Express can reveal that there are plans to turn the Tamba Park site in St. Lawrence into a hemp farm, with growing expected to start in spring 2020.
Former owner, and now part-owner, Jonathan Ruff today confirmed that plans are well advanced, and that a new company has already been formed with a licence granted for hemp production.
Mr Ruff is one of a number of shareholders in the new business.
"We are quite far along," said Mr Ruff. "The company has had its licence to grow hemp granted and we have started to sort out the glasshouses that surround Tamba Park to put them back into agricultural use."

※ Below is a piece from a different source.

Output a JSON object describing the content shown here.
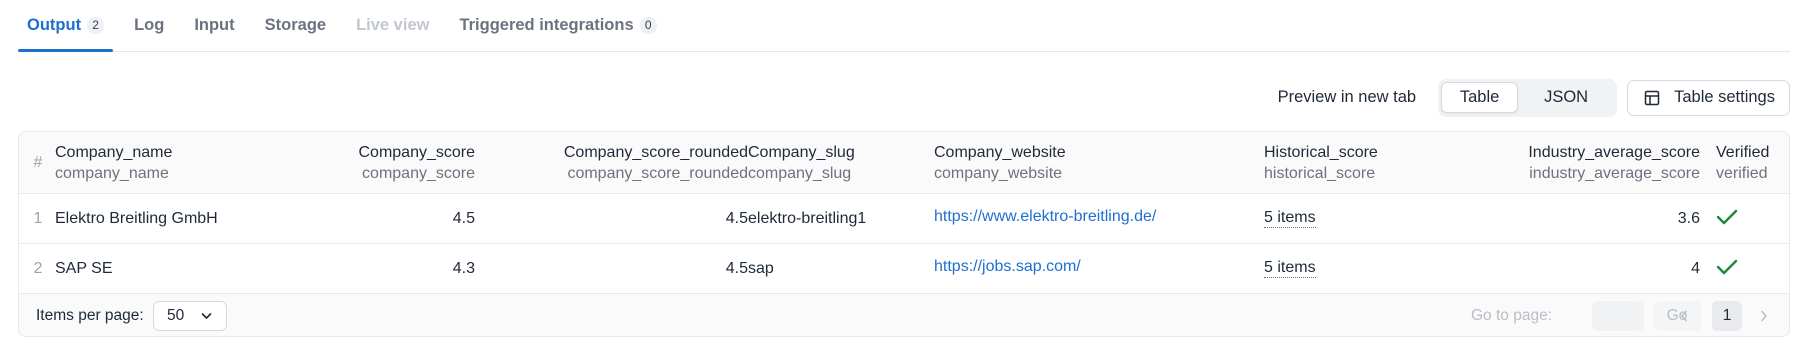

In July 2018, Mr Ruff failed to get plans passed for a holiday park on the glasshouse site, primarily due to opposition from residents who argued the site should remain reserved for agricultural use. He’s hoping for a better reaction to the new plans.
Pictured: Tamba's dinosaurs will be replaced by a hemp crop.

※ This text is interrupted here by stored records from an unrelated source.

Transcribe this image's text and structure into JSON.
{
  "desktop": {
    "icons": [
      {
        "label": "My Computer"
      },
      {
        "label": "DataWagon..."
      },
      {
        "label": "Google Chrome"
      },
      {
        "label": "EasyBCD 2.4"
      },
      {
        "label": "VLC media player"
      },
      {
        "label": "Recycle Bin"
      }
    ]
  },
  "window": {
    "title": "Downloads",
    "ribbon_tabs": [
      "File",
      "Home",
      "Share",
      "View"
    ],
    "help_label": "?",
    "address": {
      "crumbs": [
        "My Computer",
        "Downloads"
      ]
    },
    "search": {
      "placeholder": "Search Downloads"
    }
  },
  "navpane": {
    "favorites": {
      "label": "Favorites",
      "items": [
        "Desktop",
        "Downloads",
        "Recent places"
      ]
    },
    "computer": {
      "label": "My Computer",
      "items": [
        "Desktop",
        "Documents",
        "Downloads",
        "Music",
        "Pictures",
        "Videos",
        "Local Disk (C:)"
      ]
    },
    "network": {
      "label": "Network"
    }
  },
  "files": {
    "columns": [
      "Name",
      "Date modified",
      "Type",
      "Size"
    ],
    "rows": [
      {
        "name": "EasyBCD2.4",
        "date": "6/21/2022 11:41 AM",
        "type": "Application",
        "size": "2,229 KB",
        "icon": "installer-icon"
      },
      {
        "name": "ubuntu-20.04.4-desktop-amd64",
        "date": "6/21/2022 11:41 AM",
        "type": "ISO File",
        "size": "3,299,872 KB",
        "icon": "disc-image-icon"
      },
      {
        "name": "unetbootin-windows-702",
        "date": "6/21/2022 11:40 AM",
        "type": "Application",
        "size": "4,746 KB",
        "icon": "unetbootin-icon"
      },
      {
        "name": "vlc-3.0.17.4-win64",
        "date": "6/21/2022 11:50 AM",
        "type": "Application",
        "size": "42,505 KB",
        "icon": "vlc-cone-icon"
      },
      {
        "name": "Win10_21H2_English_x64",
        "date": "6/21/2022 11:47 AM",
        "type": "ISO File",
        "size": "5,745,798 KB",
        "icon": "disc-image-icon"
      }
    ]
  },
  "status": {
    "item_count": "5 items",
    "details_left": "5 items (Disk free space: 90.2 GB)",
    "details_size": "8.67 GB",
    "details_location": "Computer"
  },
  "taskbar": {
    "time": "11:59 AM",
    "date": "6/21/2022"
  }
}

"I’m expecting residents to be having a party because my planning application for a holiday village was rejected because of its bad use of agricultural space. All the complaints were that it should be used for agriculture. Guess what, they’ve got it, it’s now being used for agriculture!"

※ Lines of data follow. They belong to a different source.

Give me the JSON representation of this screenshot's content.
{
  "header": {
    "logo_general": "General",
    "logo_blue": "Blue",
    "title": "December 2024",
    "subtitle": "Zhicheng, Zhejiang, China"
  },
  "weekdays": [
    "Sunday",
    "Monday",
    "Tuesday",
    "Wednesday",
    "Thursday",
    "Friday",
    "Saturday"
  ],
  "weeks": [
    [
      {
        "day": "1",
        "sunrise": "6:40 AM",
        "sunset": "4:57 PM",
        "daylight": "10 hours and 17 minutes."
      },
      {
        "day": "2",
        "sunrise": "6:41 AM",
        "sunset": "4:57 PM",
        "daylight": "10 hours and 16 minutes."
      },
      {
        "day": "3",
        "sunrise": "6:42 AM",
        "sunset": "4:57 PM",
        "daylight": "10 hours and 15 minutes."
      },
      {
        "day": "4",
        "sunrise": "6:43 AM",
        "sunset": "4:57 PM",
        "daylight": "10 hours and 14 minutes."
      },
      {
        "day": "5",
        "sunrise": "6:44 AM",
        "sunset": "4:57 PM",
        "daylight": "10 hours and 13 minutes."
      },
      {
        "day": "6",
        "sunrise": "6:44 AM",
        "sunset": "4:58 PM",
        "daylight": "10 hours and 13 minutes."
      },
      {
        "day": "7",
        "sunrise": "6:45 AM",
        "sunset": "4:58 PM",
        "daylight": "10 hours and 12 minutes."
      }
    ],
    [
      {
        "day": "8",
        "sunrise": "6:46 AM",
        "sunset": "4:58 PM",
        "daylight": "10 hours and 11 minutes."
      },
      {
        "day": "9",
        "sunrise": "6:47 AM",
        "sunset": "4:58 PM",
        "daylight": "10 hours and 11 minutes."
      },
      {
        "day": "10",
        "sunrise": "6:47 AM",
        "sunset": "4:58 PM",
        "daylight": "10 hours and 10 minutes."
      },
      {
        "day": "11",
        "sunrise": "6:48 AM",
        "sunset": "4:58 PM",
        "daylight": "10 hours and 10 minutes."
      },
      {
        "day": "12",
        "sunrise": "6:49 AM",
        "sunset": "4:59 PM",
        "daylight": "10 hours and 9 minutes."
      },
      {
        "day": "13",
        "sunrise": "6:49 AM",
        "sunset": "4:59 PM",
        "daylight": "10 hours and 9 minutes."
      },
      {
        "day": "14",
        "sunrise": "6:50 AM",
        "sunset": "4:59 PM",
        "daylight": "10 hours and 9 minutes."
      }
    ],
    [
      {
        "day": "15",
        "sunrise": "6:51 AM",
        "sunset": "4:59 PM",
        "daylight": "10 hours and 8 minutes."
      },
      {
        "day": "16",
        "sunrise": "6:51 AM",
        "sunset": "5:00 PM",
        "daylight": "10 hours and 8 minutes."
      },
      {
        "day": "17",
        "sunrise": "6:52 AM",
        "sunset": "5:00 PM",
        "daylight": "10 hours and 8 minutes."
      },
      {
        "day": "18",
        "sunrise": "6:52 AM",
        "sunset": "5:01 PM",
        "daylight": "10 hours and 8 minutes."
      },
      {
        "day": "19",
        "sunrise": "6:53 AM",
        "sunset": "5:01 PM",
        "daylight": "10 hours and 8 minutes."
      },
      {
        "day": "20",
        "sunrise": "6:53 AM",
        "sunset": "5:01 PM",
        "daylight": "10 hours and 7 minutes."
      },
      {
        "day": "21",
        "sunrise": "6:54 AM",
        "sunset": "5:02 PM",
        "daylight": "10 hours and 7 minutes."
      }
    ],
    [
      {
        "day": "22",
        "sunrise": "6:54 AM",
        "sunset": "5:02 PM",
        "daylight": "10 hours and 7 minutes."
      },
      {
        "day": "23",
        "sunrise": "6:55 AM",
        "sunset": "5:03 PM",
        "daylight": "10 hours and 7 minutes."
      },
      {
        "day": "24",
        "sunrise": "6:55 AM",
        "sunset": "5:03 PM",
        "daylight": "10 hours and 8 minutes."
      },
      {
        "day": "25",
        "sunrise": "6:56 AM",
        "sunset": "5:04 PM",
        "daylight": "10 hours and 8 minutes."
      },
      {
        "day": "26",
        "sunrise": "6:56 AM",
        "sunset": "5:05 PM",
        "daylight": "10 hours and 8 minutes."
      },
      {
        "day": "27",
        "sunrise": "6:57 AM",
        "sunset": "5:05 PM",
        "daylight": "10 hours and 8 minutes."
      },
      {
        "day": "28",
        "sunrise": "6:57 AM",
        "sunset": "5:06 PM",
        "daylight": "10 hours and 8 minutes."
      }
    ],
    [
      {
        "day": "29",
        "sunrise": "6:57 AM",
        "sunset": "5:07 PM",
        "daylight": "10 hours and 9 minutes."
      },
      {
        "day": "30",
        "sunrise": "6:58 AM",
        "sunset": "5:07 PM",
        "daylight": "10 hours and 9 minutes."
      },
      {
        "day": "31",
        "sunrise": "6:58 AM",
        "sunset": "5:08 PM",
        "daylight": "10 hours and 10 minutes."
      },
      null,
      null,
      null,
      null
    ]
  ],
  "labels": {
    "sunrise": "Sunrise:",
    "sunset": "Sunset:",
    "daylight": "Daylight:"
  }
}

"For me this is the next best option," he said. "I can’t stand being an entrepreneur and seeing buildings that can be used for business just standing there. This whole industry, medicinal cannabis in Jersey, is great for the economy. It is a profitable product if done right and the tax generated from that would be great for the island. It is genuinely a positive thing."
The glasshouses on the site have a surface area of around 350,000 square feet.
It’s anticipated the whole Tamba Park site will be used for the new venture: "There’s not a great deal from a Planning perspective that we need to do. Whether we have to knock one (glasshouse) down and rebuild is what we’re looking at but only replacing with existing. It’s internal modifications we need to consult with planning on. Right now it’s just building control, so creating internal rooms for growing of the crop."
Pictured: the new company has already secured a licence to grow hemp.
News of the plan comes after the children’s play park, also known as the ‘Dinosaur Park’, was closed to the public in June.
Just months before, memberships were phased out in favour of individual entry fees.
In September Mr Ruff announced to his Facebook followers that he was planning to re-open the outside area of Tamba Park and invited suggestions from the public on how best to use the area. This now looks unlikely.
"For the time being it will not be re-opened for leisure use. We want to find a use for it, and if it can be used for the agricultural side of the business that’s what it will be used for. If not, we will look at other uses."